Perché, in tutti i suoi seicentoventotto anni di vita, aveva sempre e solo dovuto sopravvivere. Lottare, combattere e resistere. Per poter camminare ancora, per poter anche solo parlare.
Quindi non aveva avuto il tempo per abbandonarsi al miglioramento della propria persona e delle relazioni con gli umani, umani che fino a qualche secolo fa erano molto più furbi dei giorni attuali.
Sapevano riconoscere un mostro a chilometri di distanza.

Eppure era fondamentalmente buona, percui la sua esistenza era cambiata per il meglio nell'ultimo secolo. Anche perché la gente era meno credulona e perché aveva trovato uno scopo nella vita, un compromesso piuttosto intrigante: proteggere quegli umani che l'avrebbero scannata se solo avessero visto i suoi denti rilucenti mordere qualcuno.
Ma andava bene anche così.
Lei e i suoi “colleghi” fermavano criminali pluriricercati e gente della loro stessa specie, in cambio di questi servigi di giustizia, potevano favorire del loro sangue.
O meglio, lei sola poteva usufruire del loro sangue. Gli altri suoi compagni non ne avevano bisogno, fatta eccezione per un certo pulcioso di sua conoscenza che aveva più che altro necessità di carne... lui e le sue storie sulla caccia, sulle prede...

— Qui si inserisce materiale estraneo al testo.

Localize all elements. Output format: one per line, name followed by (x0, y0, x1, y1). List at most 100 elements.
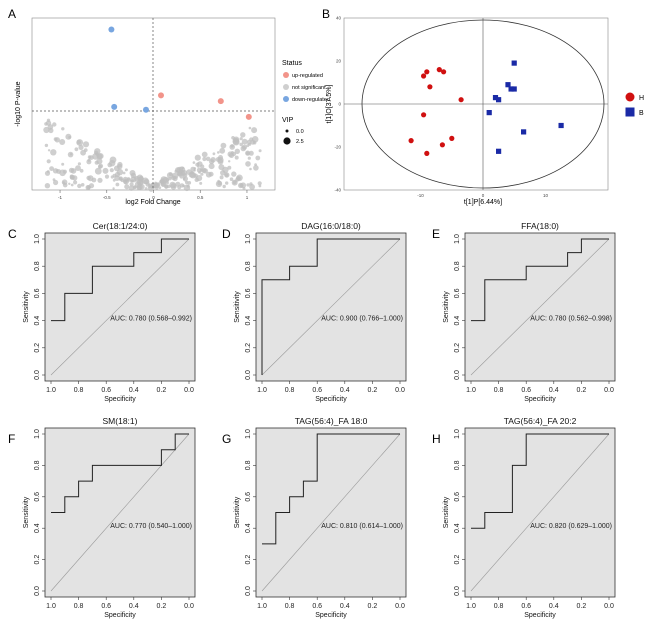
roc-y-tick-label: 0.6 (454, 288, 461, 298)
volcano-point-ns (208, 163, 215, 170)
roc-auc-label: AUC: 0.780 (0.568–0.992) (110, 316, 192, 323)
score-plot: -10 0 10 40 20 0 -20 -40 t[1]P[6.44%] t[1]O[37.… (326, 16, 644, 207)
volcano-point-ns (107, 162, 113, 168)
volcano-point-ns (115, 182, 120, 187)
score-point-h (441, 69, 447, 75)
volcano-point-ns (125, 179, 128, 183)
roc-x-tick-label: 0.6 (101, 603, 111, 610)
volcano-point-ns (196, 167, 202, 173)
volcano-point-ns (117, 161, 123, 168)
volcano-point-ns (190, 166, 196, 172)
roc-x-tick-label: 0.6 (312, 387, 322, 394)
volcano-point-ns (129, 182, 134, 187)
volcano-point-ns (124, 168, 128, 172)
score-point-b (511, 86, 517, 92)
volcano-point-ns (145, 182, 151, 187)
roc-x-tick-label: 0.2 (157, 603, 167, 610)
score-y-tick-label: 40 (336, 16, 342, 21)
roc-x-tick-label: 0.0 (604, 387, 614, 394)
volcano-point-ns (128, 185, 135, 191)
volcano-point-ns (208, 171, 214, 177)
volcano-highlighted-points (108, 26, 252, 120)
roc-xlabel: Specificity (315, 612, 347, 619)
volcano-point-ns (104, 174, 110, 179)
roc-y-tick-label: 0.2 (245, 555, 252, 565)
roc-y-tick-label: 0.6 (454, 492, 461, 502)
volcano-point-ns (77, 183, 82, 189)
volcano-point-ns (97, 177, 103, 183)
roc-x-tick-label: 0.2 (157, 387, 167, 394)
volcano-point-ns (67, 151, 74, 158)
volcano-point-ns (122, 171, 126, 175)
roc-x-tick-label: 0.8 (285, 387, 295, 394)
score-y-tick-label: 0 (338, 102, 341, 107)
roc-title: TAG(56:4)_FA 20:2 (504, 416, 577, 426)
roc-title: FFA(18:0) (521, 221, 559, 231)
volcano-point-ns (132, 185, 137, 190)
volcano-point-ns (94, 167, 102, 175)
volcano-xlabel: log2 Fold Change (125, 199, 180, 206)
roc-auc-label: AUC: 0.820 (0.629–1.000) (530, 523, 612, 530)
roc-xlabel: Specificity (104, 612, 136, 619)
panel-letter-h: H (432, 432, 441, 446)
roc-diagonal (470, 433, 610, 592)
volcano-point-ns (65, 133, 72, 140)
volcano-point-ns (258, 184, 262, 188)
panel-letter-g: G (222, 432, 231, 446)
score-legend-h-swatch (625, 92, 635, 102)
roc-title: DAG(16:0/18:0) (301, 221, 361, 231)
roc-curve (471, 238, 609, 322)
roc-x-tick-label: 1.0 (257, 603, 267, 610)
volcano-point-ns (234, 148, 240, 154)
volcano-point-ns (127, 178, 131, 182)
roc-y-tick-label: 1.0 (245, 429, 252, 439)
volcano-point-ns (102, 167, 109, 174)
volcano-point-ns (232, 180, 237, 185)
roc-x-tick-label: 0.0 (184, 603, 194, 610)
volcano-ylabel: -log10 P-value (15, 81, 22, 126)
volcano-point-ns (86, 159, 92, 165)
roc-y-tick-label: 0.0 (34, 586, 41, 596)
volcano-point-ns (248, 126, 252, 130)
roc-y-tick-label: 0.2 (454, 555, 461, 565)
roc-x-tick-label: 1.0 (46, 603, 56, 610)
score-legend-b-label: B (639, 110, 644, 117)
roc-x-tick-label: 0.0 (395, 387, 405, 394)
volcano-point-ns (138, 179, 144, 185)
volcano-point-ns (144, 187, 148, 191)
volcano-point-up (245, 113, 252, 120)
volcano-point-ns (109, 168, 114, 173)
roc-x-tick-label: 0.8 (74, 387, 84, 394)
volcano-point-ns (240, 182, 247, 189)
volcano-point-ns (231, 171, 237, 177)
roc-ylabel: Sensitivity (443, 291, 450, 323)
roc-y-tick-label: 0.8 (245, 261, 252, 271)
volcano-point-ns (193, 173, 198, 178)
score-point-b (496, 148, 502, 154)
roc-x-tick-label: 0.8 (74, 603, 84, 610)
score-legend-h-label: H (639, 95, 644, 102)
roc-ylabel: Sensitivity (443, 496, 450, 528)
volcano-point-down (111, 103, 118, 110)
roc-diagonal (261, 238, 401, 376)
volcano-point-ns (258, 149, 262, 153)
volcano-point-ns (124, 184, 130, 190)
score-point-b (558, 122, 564, 129)
volcano-point-ns (217, 151, 220, 154)
roc-x-tick-label: 0.2 (368, 603, 378, 610)
panel-letter-c: C (8, 227, 17, 241)
volcano-point-ns (218, 155, 223, 160)
roc-y-tick-label: 0.8 (34, 460, 41, 470)
volcano-x-ticks: -1 -0.5 0 0.5 1 (58, 190, 249, 200)
volcano-point-ns (45, 120, 52, 126)
volcano-point-ns (215, 180, 223, 188)
roc-y-tick-label: 0.8 (454, 261, 461, 271)
roc-auc-label: AUC: 0.770 (0.540–1.000) (110, 523, 192, 530)
roc-curve (51, 238, 189, 322)
score-point-b (496, 97, 502, 103)
score-x-tick-label: -10 (417, 193, 424, 198)
roc-x-tick-label: 0.4 (340, 387, 350, 394)
roc-diagonal (470, 238, 610, 376)
roc-x-tick-label: 1.0 (466, 603, 476, 610)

Palle. Bastava sopravvivere, anche se non lo si faceva con stile.

Sollevò leggermente il viso, puntandolo verso il cielo notturno, macchiato da tante stelle e alle narici le giunse un odore di umido e allo stesso tempo di foresta che avrebbe riconosciuto tra mille.

Kain.

Il licantropo esiliato dal branco, colui che detestava gli umani sopra ogni altra cosa. E che pure li aiutava.
Ma lo faceva per lei.
E di questo ne era grata, anche se la interrompeva nella sua tranquilla serata da umana.

Aumentò il passo, arrivando praticamente a volare talmente erano brevi le pause da un salto all'altro, e giunse seguendo l'odore presso un capannone abbandonato nelle vicinanze della zona portuale. L'odore di pesce, di salsedine, che spesso nel centro della città era coperto dal gas delle macchine, le pervenne alle narici più forte ma non abbastanza da coprire quello di Kain, indelebile nella sua mente.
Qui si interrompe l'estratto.